UMA
RELAÇÃO PORNOGRÁFICA
(“MONOTONIA” EXCITANTE.)
PHILIPPE BLASBAND, um iraniano, nascido
em 1964, é
um escritor, roteirista e cineasta, que mora em Bruxelas e escreve em
francês. No Brasil, não é muito
conhecido, mesmo por aqueles que, como eu, respiram TEATRO. Mas é dele o bom texto
da peça que está em cartaz, no Teatro I
do Centro Cultural Banco do Brasil, a que assisti e que me causou uma
excelente impressão: UMA RELAÇÃO
PORNOGRÁFICA.
Certamente, um
título provocativo, como esse, será responsável por atrair pessoas à procura de
algo “picante” , literalmente “pornográfico”, as quais sairão
do teatro decepcionadas, a não ser que o seu conceito e definição para os dois
vocábulos (“picante”, “pornográfico”) sejam diferentes dos que a eles são atribuídos.
A tradução seguiu
à risca o original : Une Liaison
Pornographique.
Os dicionários de
língua portuguesa, em sua quase totalidade, manifestam-se de formas diferentes,
quanto ao adjetivo “pornográfico”:
- Há os que ligam o termo a tudo o que se relaciona a “devassidão sexual, obscenidade, licensiciosidade, indecância, imoralidade...”.
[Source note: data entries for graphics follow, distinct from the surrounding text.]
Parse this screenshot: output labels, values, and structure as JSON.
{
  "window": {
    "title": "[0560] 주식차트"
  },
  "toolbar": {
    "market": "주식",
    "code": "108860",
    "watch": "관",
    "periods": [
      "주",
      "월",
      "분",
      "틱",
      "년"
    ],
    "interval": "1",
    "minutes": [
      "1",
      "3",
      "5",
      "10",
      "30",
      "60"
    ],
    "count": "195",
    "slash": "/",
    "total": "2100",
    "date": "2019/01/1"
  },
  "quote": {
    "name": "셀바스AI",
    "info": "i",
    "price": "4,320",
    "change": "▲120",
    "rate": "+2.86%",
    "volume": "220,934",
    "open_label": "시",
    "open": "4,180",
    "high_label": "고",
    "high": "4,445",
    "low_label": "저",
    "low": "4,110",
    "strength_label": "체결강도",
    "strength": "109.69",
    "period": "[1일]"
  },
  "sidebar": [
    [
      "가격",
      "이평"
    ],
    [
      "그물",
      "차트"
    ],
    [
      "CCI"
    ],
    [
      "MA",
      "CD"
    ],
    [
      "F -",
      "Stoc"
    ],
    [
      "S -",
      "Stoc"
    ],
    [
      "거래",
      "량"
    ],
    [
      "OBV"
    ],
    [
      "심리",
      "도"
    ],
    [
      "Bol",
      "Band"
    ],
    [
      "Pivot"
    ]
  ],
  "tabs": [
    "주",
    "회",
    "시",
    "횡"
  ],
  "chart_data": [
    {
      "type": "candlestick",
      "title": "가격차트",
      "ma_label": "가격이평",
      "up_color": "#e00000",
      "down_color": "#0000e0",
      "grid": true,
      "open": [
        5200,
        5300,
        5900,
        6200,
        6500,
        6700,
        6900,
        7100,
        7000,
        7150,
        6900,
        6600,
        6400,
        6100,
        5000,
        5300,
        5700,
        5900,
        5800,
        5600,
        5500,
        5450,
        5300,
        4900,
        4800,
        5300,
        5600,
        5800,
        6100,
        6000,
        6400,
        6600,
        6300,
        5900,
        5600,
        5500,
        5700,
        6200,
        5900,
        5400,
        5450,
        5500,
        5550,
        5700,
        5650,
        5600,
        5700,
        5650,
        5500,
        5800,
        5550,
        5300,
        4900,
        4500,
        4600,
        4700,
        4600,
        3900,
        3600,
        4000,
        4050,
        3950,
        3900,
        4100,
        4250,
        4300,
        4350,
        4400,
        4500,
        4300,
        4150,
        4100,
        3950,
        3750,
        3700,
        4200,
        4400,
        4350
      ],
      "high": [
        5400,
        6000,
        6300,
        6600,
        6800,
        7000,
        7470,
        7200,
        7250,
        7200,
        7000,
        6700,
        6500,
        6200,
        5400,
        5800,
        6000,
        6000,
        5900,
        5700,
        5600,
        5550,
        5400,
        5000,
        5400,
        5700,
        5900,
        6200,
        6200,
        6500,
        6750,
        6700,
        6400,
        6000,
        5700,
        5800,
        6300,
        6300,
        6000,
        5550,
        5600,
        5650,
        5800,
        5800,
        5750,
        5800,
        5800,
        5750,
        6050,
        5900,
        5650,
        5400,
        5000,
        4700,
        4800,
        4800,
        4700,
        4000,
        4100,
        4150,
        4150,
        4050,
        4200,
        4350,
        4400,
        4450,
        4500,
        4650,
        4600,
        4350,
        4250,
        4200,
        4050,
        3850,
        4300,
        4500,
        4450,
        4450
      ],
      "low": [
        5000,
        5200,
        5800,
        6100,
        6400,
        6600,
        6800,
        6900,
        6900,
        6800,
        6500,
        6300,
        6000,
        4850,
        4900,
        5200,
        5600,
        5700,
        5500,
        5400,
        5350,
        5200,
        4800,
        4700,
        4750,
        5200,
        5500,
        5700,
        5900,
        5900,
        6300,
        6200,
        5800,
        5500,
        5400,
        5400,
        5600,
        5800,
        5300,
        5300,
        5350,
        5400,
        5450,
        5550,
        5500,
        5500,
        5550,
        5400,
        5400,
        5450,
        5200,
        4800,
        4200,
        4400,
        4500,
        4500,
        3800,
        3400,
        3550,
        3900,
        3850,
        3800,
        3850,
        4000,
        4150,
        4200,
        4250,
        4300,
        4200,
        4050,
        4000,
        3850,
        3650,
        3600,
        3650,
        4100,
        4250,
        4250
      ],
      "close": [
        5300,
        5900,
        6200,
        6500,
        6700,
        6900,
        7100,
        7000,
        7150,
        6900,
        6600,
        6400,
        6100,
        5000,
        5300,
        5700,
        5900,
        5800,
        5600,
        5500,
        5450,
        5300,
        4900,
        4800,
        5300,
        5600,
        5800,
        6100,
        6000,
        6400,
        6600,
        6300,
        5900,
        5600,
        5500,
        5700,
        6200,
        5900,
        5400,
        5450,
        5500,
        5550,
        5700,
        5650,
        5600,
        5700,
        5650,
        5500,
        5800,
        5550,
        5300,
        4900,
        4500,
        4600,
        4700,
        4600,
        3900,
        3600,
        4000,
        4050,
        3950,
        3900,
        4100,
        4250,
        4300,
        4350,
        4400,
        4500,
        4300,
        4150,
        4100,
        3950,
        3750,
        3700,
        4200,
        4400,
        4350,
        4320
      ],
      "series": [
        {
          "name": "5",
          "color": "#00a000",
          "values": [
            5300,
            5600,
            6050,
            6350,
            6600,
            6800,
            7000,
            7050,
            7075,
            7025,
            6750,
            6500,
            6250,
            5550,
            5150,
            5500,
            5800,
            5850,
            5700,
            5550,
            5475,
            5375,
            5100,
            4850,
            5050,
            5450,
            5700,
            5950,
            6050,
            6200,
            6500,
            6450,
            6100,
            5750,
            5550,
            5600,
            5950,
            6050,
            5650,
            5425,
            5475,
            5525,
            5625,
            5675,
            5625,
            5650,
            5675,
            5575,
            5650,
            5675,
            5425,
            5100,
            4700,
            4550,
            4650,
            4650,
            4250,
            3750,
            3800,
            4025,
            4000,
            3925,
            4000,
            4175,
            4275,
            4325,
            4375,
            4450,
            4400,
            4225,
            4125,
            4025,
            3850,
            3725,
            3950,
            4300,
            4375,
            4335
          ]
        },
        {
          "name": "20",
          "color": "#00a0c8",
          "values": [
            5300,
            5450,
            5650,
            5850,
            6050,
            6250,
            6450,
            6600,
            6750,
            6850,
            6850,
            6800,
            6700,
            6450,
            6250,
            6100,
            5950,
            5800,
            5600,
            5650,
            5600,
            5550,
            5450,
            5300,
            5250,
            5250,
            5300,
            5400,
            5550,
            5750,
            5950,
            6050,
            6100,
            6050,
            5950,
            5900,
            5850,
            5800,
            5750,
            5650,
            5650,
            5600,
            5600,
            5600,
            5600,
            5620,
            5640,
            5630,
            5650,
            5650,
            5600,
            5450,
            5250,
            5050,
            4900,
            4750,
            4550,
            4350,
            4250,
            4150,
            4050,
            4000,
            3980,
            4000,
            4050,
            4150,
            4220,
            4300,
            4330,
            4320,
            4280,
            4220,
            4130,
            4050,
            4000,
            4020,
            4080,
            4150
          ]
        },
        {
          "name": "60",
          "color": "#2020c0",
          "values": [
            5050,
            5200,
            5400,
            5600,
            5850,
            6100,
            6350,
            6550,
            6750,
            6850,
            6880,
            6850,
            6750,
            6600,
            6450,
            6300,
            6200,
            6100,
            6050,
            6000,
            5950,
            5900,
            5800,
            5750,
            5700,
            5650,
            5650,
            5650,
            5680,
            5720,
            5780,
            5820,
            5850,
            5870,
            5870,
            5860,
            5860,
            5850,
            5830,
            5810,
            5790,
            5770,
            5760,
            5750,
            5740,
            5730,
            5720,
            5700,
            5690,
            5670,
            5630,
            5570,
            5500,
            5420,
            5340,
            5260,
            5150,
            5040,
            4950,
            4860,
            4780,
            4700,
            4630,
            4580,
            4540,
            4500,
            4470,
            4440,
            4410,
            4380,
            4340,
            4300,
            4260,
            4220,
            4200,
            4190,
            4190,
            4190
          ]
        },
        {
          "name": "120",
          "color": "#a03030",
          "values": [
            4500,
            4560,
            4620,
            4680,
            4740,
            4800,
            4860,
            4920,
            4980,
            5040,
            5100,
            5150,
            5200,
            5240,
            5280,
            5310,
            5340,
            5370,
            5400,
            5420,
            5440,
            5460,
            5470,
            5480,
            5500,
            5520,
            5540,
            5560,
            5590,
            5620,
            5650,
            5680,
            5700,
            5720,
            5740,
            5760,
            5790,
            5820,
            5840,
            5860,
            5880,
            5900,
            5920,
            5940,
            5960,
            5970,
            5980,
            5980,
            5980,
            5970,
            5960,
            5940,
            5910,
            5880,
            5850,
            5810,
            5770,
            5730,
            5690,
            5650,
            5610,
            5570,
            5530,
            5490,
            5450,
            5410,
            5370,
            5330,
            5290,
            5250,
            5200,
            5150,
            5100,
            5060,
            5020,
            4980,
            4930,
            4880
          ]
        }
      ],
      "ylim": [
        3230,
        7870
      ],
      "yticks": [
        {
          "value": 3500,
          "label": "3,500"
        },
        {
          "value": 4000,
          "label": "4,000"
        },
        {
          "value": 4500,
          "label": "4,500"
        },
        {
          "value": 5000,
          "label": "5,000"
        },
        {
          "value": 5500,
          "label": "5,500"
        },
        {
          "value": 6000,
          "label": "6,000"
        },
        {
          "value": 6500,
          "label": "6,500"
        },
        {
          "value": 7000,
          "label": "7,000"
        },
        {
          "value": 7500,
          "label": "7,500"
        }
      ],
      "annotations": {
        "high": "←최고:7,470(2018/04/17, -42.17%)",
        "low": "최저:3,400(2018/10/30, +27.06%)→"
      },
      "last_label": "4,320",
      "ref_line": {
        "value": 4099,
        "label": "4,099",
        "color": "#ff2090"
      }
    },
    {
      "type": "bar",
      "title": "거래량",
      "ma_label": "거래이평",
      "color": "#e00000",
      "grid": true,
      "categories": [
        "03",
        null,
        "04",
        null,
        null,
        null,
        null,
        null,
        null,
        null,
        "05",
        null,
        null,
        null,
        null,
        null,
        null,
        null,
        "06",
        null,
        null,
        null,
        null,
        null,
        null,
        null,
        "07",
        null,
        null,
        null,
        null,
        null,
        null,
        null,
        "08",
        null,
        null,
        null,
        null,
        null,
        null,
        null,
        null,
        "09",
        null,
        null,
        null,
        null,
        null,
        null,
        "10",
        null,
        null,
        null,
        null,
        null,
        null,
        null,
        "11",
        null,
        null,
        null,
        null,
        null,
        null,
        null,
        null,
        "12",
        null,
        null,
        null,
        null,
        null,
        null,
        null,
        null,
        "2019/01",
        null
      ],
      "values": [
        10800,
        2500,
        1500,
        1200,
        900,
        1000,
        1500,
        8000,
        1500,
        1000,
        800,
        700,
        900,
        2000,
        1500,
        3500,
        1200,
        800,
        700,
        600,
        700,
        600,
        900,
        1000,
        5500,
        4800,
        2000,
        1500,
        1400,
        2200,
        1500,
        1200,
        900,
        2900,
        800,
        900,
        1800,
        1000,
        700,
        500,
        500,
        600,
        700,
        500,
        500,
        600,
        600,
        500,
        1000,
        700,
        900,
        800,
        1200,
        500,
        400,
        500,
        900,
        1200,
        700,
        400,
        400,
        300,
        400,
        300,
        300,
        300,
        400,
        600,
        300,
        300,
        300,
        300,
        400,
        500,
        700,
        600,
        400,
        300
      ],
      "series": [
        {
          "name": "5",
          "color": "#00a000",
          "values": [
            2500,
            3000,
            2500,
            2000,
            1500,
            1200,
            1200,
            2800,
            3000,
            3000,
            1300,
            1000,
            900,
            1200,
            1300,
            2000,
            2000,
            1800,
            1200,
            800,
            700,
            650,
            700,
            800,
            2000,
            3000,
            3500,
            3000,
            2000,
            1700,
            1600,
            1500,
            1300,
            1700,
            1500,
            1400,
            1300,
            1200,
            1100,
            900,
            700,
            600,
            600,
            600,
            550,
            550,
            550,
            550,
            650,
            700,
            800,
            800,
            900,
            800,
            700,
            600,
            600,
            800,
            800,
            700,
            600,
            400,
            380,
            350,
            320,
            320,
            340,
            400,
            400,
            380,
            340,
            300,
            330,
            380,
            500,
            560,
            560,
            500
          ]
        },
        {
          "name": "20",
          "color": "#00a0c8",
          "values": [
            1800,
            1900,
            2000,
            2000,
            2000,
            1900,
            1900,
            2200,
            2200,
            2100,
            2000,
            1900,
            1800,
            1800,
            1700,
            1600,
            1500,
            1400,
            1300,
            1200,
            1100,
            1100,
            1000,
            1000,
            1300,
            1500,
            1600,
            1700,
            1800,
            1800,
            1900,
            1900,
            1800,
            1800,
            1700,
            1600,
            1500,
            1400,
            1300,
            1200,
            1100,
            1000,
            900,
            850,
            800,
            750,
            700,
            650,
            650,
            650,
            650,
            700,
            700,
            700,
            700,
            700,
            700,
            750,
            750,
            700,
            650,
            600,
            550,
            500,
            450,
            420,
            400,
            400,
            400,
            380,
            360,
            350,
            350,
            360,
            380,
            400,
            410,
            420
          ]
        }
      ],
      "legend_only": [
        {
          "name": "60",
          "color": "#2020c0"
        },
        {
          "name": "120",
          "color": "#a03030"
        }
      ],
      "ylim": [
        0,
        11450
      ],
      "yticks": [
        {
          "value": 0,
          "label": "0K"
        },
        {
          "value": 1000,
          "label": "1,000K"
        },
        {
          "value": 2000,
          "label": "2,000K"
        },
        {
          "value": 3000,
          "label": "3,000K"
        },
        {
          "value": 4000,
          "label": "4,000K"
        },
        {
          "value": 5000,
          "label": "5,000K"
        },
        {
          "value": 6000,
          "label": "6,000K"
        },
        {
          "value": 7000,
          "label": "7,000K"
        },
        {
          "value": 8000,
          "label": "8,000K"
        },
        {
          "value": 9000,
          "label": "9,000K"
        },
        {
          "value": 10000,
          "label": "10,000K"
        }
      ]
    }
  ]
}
- Um até diz que “é a descrição ou representação de coisas consideradas obscenas, geralmente de caráter sexual”.
- Diz um outro: “Qualquer conteúdo que possui cenas ou imagens obscenas ou de apelo sexual.”
- De forma totalmente exagerada e distorcida, um dicionarista afirma: “Estudo ou descrição da prostituição”. É o mesmo que acrescenta ao verbete: “Qualquer coisa (livro, revista, filme etc.) de caráter sexual, com intenção de provocar excitação ou satisfação sexual das pessoas, quase sempre de maneira obscena, chula.Prefiro, e entendo melhor, o que diz a Wikipédia: “qualquer expressão humana que desperta pensamentos sexuais.”Pois bem! E o que temos em cena, no palco do CCBB?Não há nada de devasso, imoral, obsceno, indecente, prostituição... Há um apelo sexual, sim, que, até, poderá “provocar excitação ou satisfação sexual na plateia”. Não foi o meu caso e creio que nem o de ninguém que lá estava naquela sessão. E nem nas que já aconteceram ou acontecerão, a não ser que as pessoas não consigam atingir a proposta do espetáculo, que é apresentar um conflito, “para que possam ser discutidos temas, como a solidão, o individualismo e a dificuldade de criar laços, desafiando, de forma crescente, preconceitos e valores do ser humano”.
SINOPSE:
Um
casal, ELE – anônimo (GUILHERME LEME
GARCIA) e ELA – também anônima (ANA
BEATRIZ NOGUEIRA), se conhece por meio de um “site” de relacionamento, encontra-se
em um café e vai para um hotel.
Eles
passam a se encontrar toda semana, sempre no mesmo hotel.
Nenhum
dos dois sabe nada da vida do outro; apenas sabem que querem realizar suas
fantasias sexuais.
Nesses
encontros, não falam de suas vidas íntimas, trabalho, endereços e nem mesmo de
seu nomes.
Mas,
com o passar do tempo, eles percebem uma inesperada afinidade, trazendo novas
indagações a respeito dessa relação, ainda que o casal tente negar, ou lute
para impedir, um inevitável envolvimento romântico. Os sentimentos vão se tornando, aos poucos,
complexos e envolventes.
Para o casal, não
existe um passado nem lhe interessa o que vai acontecer no futuro. O importante, o que tem sentido, e vale a
pena, é viver o presente. Anônimos,
podem ser batizados com os nomes de quaisquer pessoas que assistem à peça. Ou cada espectador pode subir ao
palco e assumir seus desejos reprimidos, projetando-se nos personagens.
Para o diretor do
espetáculo, VICTOR GARCIA PERALTA, a
peça “fala do medo que as pessoas têm de se
entregar num relacionamento. Começa como
uma brincadeira, mas, no final, eles se envolvem. Relacionamento requer trabalho, especialmente
quando o auge da paixão passa, e muitos ainda fogem deste envolvimento”.
Antes de ser
encenada, pela primeira vez, na Espanha, partindo para outras montagens, em
vários outros países, sempre com sucesso garantido, UMA RELAÇÃO PORNOGRÁFICA foi levada às telas, em 1999, também com
enorme sucesso de público e crítica.
FICHA TÉCNICA (com alguns comentários):
Autor: PHILIPPE
BLASBAND – Bom texto, que começa simples e vai ganhando corpo, com o
desenrolar do envolvimento entre o casal.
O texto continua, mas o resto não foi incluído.